Two US Gulf Coast staffing agencies have agreed to paid 353 workers nearly $516,000 in back wages after US Department of Labor Wage and Hour Division investigators found the firms classified employees incorrectly as independent contractors and mislabeled wages as per-diem reimbursement for expenses never incurred.
Federal investigators found that RBT Welders LLC and Contractor Labor Services LLC (CLS) owed back wages to welders and pipe fitters who worked on maritime vessels and oil and gas industry projects in Louisiana and Texas, the DOL agency said on Sept. 7. RBT paid $398,379 to 246 workers and CLS agreed to pay $118,128 to 107 workers for overtime violations under the 1938 Fair Labor Standards Act (FLSA), it indicated.
The investigations were part of an ongoing, multiyear initiative to curb a pervasive staffing agency practice of attributing part of an employee’s wages wrongfully as per-diem payments, often to avoid or reduce overtime, payroll taxes, and other costs. Division investigators are monitoring staffing agencies and other employers throughout the 1,600-mile Gulf Coast region for signs of this practice, the division said.
It said Wage and Hour Division investigators found that both firms:
• Attributed a portion of workers’ wages wrongfully as per-diem payments, rather than wages for hours worked, even though they did not incur lodging, meals, and travel expenses as part of their employment. The practice based employees’ overtime hourly rate on an artificially lower rate, which excluded this mislabeled “per diem.”
• Attempted to reduce their share of federal and state taxes, workers’ compensation, unemployment insurance and Social Security by designating wages as per diem pay, which is not subject to these costs.
Investigators also determined that CLS misclassified employees as independent contractor, the division said. This violated the FLSA when the employer paid the misclassified employees an additional $2/hr for overtime instead of the legally required time and one-half.

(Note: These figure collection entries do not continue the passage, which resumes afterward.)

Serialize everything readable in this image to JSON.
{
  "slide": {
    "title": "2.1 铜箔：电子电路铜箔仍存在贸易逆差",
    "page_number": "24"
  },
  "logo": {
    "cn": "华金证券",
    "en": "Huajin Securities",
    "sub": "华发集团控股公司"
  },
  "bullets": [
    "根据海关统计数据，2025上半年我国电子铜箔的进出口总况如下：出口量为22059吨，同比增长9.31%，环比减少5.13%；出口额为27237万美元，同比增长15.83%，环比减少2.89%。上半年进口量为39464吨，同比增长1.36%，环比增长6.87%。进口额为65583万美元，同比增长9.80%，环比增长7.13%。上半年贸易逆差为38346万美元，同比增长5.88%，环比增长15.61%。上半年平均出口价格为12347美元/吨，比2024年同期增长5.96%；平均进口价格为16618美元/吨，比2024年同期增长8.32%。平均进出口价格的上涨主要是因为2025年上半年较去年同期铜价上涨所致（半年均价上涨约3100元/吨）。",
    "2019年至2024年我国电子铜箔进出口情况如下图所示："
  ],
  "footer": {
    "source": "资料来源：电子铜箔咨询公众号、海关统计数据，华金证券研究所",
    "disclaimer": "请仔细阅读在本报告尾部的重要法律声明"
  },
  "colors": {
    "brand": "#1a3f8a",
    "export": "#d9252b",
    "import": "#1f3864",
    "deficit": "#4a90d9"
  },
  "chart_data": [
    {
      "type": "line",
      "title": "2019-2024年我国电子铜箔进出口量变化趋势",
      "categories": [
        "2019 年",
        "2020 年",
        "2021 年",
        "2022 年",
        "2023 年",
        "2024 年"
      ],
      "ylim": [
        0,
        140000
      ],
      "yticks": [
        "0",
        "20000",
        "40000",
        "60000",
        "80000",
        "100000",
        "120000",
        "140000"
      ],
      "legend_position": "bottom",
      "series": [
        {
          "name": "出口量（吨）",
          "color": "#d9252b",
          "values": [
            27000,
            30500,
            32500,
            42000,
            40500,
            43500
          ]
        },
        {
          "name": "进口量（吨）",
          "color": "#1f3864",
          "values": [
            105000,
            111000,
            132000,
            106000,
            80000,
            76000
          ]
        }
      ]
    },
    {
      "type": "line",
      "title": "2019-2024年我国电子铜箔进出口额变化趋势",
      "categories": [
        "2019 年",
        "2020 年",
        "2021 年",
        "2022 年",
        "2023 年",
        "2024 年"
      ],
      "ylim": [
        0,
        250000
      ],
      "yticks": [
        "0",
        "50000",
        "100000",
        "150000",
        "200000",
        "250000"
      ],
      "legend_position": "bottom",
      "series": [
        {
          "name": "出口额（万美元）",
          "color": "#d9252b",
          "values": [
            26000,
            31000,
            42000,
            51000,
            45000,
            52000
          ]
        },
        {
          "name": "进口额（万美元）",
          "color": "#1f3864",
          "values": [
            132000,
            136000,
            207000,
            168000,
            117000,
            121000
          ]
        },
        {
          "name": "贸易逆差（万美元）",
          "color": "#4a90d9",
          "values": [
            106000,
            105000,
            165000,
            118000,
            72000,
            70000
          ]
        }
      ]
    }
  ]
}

Like the per-diem scheme, employers who misclassify attempt to shield themselves from business costs associated with overtime obligations, unemployment insurance, worker’s compensation premiums, unemployment insurance and Social Security payments required for employees, the division said.
Both staffing agencies signed agreements with the department to resolve concerns that surfaced in the investigations, the division said. The investigation also found that the staffing agencies and the client companies that used the services of the welders, pipe fitters, and other craft workers employed them jointly. Had the staffing agencies failed to resolve the violations disclosed by these investigations, the department could have held the client or host companies responsible, the division said.